Anti-DDoS Firm Huge Networks Used as Platform for Botnet Attacks on Brazilian ISPs
A Brazilian DDoS mitigation company, Huge Networks, was unknowingly used as a platform for a botnet that launched massive DDoS attacks against Brazilian ISPs, exploiting TP-Link routers and misconfigured DNS servers.
A Brazilian tech firm that specializes in protecting networks from distributed denial-of-service (DDoS) attacks has been enabling a botnet responsible for an extended campaign of massive DDoS attacks against other network operators in Brazil, KrebsOnSecurity has learned. The firm's chief executive says the malicious activity resulted from a security breach and was likely the work of a competitor trying to tarnish his company's public image.
For the past several years, security experts have tracked a series of massive DDoS attacks originating from Brazil and solely targeting Brazilian ISPs. Until recently, it was less than clear who or what was behind these digital sieges. That changed earlier this month when a trusted source who asked to remain anonymous shared a curious file archive that was exposed in an open directory online. The exposed archive contained several Portuguese-language malicious programs written in Python, along with the private SSH authentication keys belonging to the CEO of Huge Networks.
Founded in Miami, Fla. in 2014, Huge Networks's operations are centered in Brazil. The company originated from protecting game servers against DDoS attacks and evolved into an ISP-focused DDoS mitigation provider. It does not appear in any public abuse complaints and is not associated with any known DDoS-for-hire services. Nevertheless, the exposed archive shows that a Brazil-based threat actor maintained root access to Huge Networks infrastructure and built a powerful DDoS botnet by routinely mass-scanning the Internet for insecure routers and unmanaged DNS servers.

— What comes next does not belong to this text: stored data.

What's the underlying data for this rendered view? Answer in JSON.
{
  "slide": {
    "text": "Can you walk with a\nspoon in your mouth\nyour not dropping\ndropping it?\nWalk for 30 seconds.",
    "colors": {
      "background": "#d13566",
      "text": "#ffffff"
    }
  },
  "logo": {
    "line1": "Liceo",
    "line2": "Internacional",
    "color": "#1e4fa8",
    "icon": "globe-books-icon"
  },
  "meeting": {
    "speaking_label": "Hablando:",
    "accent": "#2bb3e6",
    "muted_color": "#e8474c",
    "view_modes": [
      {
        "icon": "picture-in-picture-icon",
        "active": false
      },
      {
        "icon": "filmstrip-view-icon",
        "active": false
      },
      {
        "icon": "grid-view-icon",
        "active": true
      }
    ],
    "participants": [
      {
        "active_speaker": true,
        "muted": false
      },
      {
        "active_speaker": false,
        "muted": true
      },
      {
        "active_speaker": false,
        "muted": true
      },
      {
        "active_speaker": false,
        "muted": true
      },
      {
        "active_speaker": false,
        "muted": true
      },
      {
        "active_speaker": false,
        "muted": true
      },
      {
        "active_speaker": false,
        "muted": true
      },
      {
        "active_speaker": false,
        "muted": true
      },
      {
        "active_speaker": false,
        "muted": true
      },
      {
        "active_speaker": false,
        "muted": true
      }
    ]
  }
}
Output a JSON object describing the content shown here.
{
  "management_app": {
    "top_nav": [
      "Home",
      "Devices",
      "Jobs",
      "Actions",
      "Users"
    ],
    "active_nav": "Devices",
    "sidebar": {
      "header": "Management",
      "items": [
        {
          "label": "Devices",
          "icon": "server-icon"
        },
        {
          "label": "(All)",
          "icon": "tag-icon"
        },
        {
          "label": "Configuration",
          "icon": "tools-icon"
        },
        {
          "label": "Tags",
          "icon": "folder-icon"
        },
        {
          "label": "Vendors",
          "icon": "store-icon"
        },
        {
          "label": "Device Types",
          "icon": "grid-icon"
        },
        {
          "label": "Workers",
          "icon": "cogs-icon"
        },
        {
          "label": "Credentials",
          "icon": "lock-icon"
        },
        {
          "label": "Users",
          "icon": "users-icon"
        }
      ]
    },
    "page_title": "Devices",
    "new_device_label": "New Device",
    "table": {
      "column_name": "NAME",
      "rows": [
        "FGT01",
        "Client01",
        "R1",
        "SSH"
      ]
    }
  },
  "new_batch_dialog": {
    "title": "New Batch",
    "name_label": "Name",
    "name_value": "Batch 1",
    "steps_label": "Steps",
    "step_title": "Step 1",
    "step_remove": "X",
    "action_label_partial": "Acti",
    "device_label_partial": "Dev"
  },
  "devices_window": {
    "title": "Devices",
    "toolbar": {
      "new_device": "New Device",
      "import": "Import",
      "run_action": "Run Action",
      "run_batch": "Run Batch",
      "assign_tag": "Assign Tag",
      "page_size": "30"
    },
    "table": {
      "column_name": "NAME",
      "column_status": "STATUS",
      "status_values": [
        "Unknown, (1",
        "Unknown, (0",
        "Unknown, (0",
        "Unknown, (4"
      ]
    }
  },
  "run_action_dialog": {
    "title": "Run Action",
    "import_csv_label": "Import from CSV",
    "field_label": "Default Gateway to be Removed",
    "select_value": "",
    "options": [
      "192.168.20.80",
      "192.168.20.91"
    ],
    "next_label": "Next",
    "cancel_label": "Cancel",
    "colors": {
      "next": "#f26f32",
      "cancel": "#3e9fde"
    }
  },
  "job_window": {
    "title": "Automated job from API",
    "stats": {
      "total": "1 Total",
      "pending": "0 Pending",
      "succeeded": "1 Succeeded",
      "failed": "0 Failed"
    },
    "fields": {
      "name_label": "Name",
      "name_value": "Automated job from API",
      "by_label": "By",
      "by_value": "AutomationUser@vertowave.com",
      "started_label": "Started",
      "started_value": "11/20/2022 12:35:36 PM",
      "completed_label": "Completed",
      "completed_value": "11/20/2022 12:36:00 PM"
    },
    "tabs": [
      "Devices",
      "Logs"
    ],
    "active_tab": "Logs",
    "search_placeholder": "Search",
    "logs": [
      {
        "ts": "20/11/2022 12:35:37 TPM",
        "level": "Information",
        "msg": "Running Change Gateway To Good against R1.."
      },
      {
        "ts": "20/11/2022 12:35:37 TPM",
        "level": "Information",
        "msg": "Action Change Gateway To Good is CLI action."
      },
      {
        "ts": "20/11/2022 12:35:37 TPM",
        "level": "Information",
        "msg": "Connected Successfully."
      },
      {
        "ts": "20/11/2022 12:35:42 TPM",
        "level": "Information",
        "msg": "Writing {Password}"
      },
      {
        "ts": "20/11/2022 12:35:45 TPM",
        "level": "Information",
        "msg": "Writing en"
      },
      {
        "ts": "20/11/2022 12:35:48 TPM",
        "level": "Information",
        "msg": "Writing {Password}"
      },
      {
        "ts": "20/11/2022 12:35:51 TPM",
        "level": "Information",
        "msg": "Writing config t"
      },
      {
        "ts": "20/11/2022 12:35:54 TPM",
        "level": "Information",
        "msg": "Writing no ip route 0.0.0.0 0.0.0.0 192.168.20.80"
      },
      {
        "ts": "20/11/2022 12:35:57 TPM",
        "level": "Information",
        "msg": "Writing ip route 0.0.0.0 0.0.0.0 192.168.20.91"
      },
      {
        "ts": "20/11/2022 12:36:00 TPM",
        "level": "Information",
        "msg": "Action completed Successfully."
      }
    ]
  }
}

The botnet specifically targeted TP-Link Archer AX21 routers vulnerable to CVE-2023-1389, an unauthenticated command injection vulnerability that was patched back in April 2023. Malicious domains in the exposed Python attack scripts included DNS lookups for hikylover[.]st and c.loyaltyservices[.]lol, both flagged as control servers for an IoT botnet powered by a Mirai malware variant. The leaked archive shows the botmaster coordinated their scanning from a Digital Ocean server that has been flagged for abusive activity hundreds of times in the past year.
The attacks also abused misconfigured DNS servers for amplification attacks. By taking advantage of an extension to the DNS protocol that enables large DNS messages, botmasters can dramatically boost the size and impact of a reflection attack, crafting DNS queries so that the responses are much bigger than the requests. The attacks were strictly limited to Brazilian IP address ranges, with each selected IP address prefix attacked for 10-60 seconds with four parallel processes per host before the botnet moved on to the next target.
Reached for comment, Huge Networks CEO Erick Nascimento said he did not write the attack programs and that he didn't realize the extent of the DDoS campaigns until contacted by KrebsOnSecurity. Nascimento said the unauthorized activity is likely related to a digital intrusion first detected in January 2026 that compromised two of the company's development servers, as well as his personal SSH keys. He said the company wiped the boxes and rotated keys immediately, and has since engaged a third-party network forensics firm to investigate further.
This incident highlights the danger of compromised infrastructure at security firms themselves, which can be turned into powerful platforms for attacks. The use of a known, patched vulnerability (CVE-2023-1389) underscores the importance of timely patch management, especially for internet-exposed devices. The case also demonstrates how attackers can leverage legitimate businesses' resources to launch devastating attacks while remaining hidden behind the company's reputation.